As I have been reading massive amounts of books on American History in preparation for my first PhD Comprehensive exam, I have started to ponder about the ways which historians have examined Mormonism as part of larger narrative in American History, Western History, the History of American Religion, or the History of Religion in general. I was reading through Battle Cry of Freedom the other day and was surprised to find that McPherson placed Joseph Smith and Mormonism into his narrative as part of the Western expansion that preceded the Civil War. His coverage isn’t extensive, but he does track the Mormons from New York to Ohio to Missouri and then to Salt Lake City. 

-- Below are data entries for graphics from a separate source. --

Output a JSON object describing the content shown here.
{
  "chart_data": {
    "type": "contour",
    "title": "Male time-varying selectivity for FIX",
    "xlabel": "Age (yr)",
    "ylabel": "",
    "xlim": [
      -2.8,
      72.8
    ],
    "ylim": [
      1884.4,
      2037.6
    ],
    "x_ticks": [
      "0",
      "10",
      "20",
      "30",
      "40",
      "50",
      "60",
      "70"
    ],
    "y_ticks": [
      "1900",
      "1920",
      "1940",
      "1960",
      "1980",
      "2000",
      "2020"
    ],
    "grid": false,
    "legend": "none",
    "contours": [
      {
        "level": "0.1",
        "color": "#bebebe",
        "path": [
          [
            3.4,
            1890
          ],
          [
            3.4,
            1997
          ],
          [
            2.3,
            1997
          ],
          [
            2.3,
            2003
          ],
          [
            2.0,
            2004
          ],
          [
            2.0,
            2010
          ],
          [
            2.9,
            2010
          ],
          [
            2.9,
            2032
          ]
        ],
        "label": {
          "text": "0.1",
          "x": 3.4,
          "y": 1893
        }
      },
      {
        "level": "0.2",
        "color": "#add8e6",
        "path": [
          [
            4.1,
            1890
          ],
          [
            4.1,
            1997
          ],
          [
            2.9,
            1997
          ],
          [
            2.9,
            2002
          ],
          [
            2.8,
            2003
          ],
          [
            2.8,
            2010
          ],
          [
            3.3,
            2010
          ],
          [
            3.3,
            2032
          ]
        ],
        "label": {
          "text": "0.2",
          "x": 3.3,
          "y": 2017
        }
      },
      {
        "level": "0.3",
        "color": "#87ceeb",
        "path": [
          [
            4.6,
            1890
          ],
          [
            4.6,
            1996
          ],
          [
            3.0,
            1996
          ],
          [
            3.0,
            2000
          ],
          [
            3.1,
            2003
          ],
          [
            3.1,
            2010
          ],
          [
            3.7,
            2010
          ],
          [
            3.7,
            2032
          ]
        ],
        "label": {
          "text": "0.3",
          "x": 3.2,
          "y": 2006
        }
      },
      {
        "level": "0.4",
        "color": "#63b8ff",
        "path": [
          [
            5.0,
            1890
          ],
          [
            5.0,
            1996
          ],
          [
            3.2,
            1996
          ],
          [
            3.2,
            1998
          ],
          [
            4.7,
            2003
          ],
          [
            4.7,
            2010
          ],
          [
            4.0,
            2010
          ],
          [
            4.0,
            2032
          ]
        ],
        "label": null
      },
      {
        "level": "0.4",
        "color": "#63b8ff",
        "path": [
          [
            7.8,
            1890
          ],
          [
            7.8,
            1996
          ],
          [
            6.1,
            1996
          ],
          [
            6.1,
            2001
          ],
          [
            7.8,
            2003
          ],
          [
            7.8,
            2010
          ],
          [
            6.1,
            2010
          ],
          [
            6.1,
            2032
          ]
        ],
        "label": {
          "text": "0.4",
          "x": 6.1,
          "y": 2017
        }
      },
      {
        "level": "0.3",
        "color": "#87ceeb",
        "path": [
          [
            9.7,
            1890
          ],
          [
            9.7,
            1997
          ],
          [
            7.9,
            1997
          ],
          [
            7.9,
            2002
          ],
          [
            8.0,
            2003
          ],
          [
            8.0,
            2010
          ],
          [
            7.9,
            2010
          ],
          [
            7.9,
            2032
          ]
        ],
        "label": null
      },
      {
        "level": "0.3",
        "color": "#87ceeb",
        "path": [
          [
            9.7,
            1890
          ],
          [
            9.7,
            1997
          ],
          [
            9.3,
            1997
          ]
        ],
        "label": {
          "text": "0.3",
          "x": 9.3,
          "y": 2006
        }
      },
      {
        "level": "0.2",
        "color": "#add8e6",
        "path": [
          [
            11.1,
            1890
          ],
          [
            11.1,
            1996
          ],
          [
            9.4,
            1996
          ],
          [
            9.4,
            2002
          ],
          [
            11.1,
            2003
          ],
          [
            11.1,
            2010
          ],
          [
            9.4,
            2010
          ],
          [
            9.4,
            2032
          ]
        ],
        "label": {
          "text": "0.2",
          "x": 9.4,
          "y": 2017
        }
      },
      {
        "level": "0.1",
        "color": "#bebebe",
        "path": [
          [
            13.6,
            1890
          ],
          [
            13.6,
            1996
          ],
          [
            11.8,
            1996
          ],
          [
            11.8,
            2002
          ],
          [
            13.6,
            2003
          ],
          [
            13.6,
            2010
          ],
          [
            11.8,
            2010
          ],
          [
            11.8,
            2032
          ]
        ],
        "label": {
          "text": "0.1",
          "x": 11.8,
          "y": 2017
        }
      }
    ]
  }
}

Last semester I read Timothy Marr’s The Cultural Roots of American Islamicism which tries to frame American attitudes towards Mormonism in the later 19th century within a tradition of American fascination and disdain of Muslims. To Marr, Mormons represented the American reincarnation of the dreaded Muslim horde with their harems, their gold-ceilinged tabernacles, and their American Mohammed (Joseph Smith/Brigham Young).  Some other historians that I can think of off the top of my head that have included Mormonism in greater narratives effectively include Patricia Limerick, Donald Worster, and Nathan Hatch.  So my questions for this post are: which historian (it doesn’t have to be one of the ones I’ve already named) has most effectively incorporated the history of Mormons into a larger world, national, or religious narrative? Which historians do you think have really “gotten” Mormons? Why are some effective and others not? I really want to know what everyone else thinks.
 James M. McPherson, Battle Cry of Freedom: The Civil War Era (New York:Oxford University Press, 1988), 43-45.
 Timothy Marr, The Cultural Roots of American Islamicism (New York: Cambridge University Press, 2006), 185-218.
 Patricia Limerick, The Legacy of Conquest: The Unbroken Past of the American West (New York: W.W. Norton and Company, 1987); Donald Worster, Rivers of Empire: Water, Aridity, and the Growth of the American West (New York: Pantheon Books, 1985); Nathan Hatch, The Democratization of American Christianity (New Haven: Yale University Press, 1989).